Die Lebensdauer einer Verzahnung wird durch 4 Faktoren beeinflusst, nämlich
  • die Verschleißsicherheit, bestimmt durch Zahnradwerkstoff, Oberflächenrauhigkeit, Schmierstoff und Verunreinigungen im System
  • die Bruchsicherheit als Funktion von Zahnradwerkstoff, Verzahnungsdaten und übertragenen Kräften
  • die Grübchensicherheit (Pitting), beeinflussbar durch die Härte der Zahnräder und in gewissen Grenzen durch den Schmierstoff
  • die Fresssicherheit, abhängig von den Verzahnungsdaten, Zahnradwerkstoff, Schmierstoff und Betriebsbedingungen

Aufgaben

Die Hauptaufgaben des Schmierstoffes sind :

 Reibung und Verschleiß an den Zahnflanken weitestgehend zu mindern
 Verhinderung der Pittingbildung
 Abführung der entstehenden Reibungswärme

Diese Aufgaben werden dadurch verschärft, dass die Schmierstoffe auch unter extremen Temperatureinflüssen die Betriebssicherheit der Maschinen gewährleisten müssen.

Auswahl

Ausgehend von den Aufgaben ist es wichtig, bei der Getriebeschmierstoffauswahl einerseits die „Umweltbedingungen“ zu kennen, unter denen das Getriebe arbeitet und andererseits die auftretenden Bewegungsabläufe und Belastungen an der Zahnflanke zu kennen. 

Die Auswahl von Schmierstoffen für Zahnradgetriebe im industriellen Einsatz ist in der DIN 51509 Teil 1 „Schmieröle“ und in der DIN 51509 Teil 2 „Plastische Schmierstoffe“ (Fette und Haftschmierstoffe) festgelegt und dort nachzulesen.
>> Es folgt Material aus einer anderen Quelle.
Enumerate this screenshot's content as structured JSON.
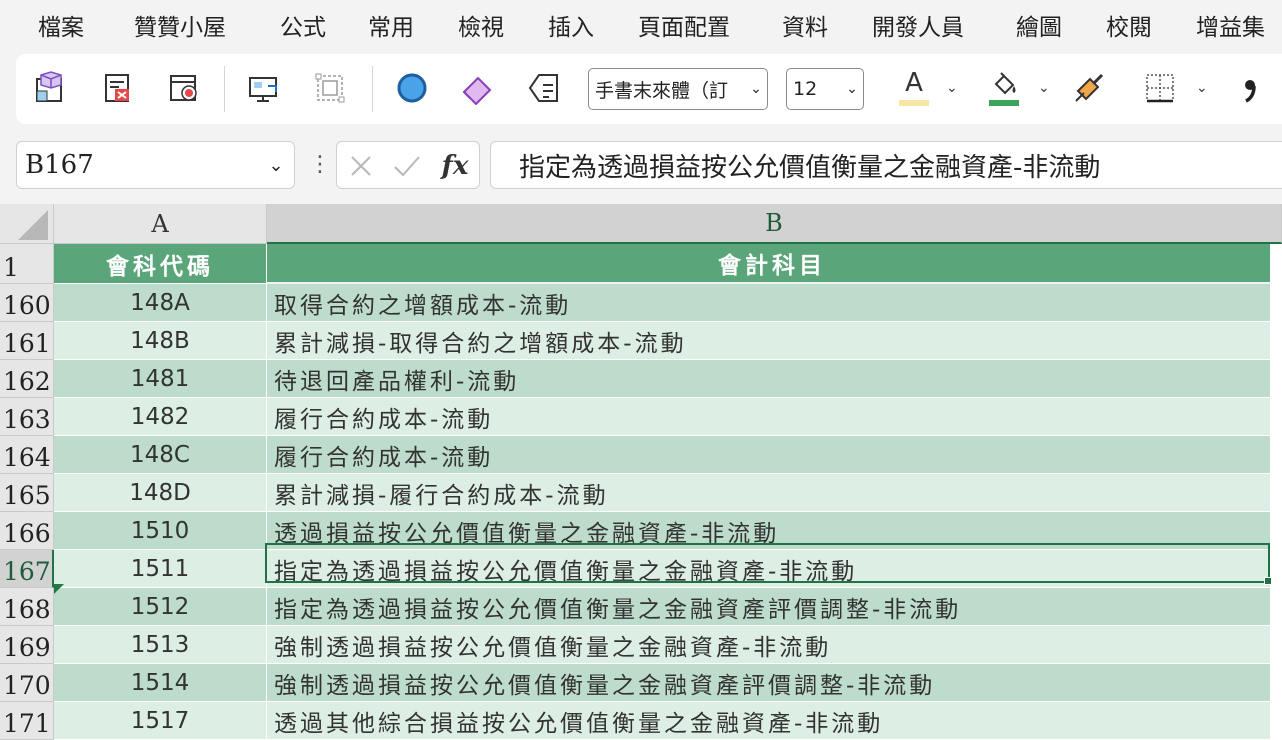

Für den sicheren Betrieb von Zahnradgetrieben stehen sechs unterschiedliche Getriebeschmierstofftypen mit unterschiedlicher Additivierung (keine/mild/stark) zur Verfügung, nämlich
  • Mineralöle
  • Syntheseöle
  • Einlaufflüssigkeiten
  • Mineralölbasische Fette
  • Synthetische Fette
  • Haftschmierstoffe

Klassifikationen und Spezifikationen

DIN-Normen

In den deutschen Normen sind acht Schmierstofftypen angeführt, worin die Anforderungen an die Schmierung von Industriegetrieben festgelegt sind.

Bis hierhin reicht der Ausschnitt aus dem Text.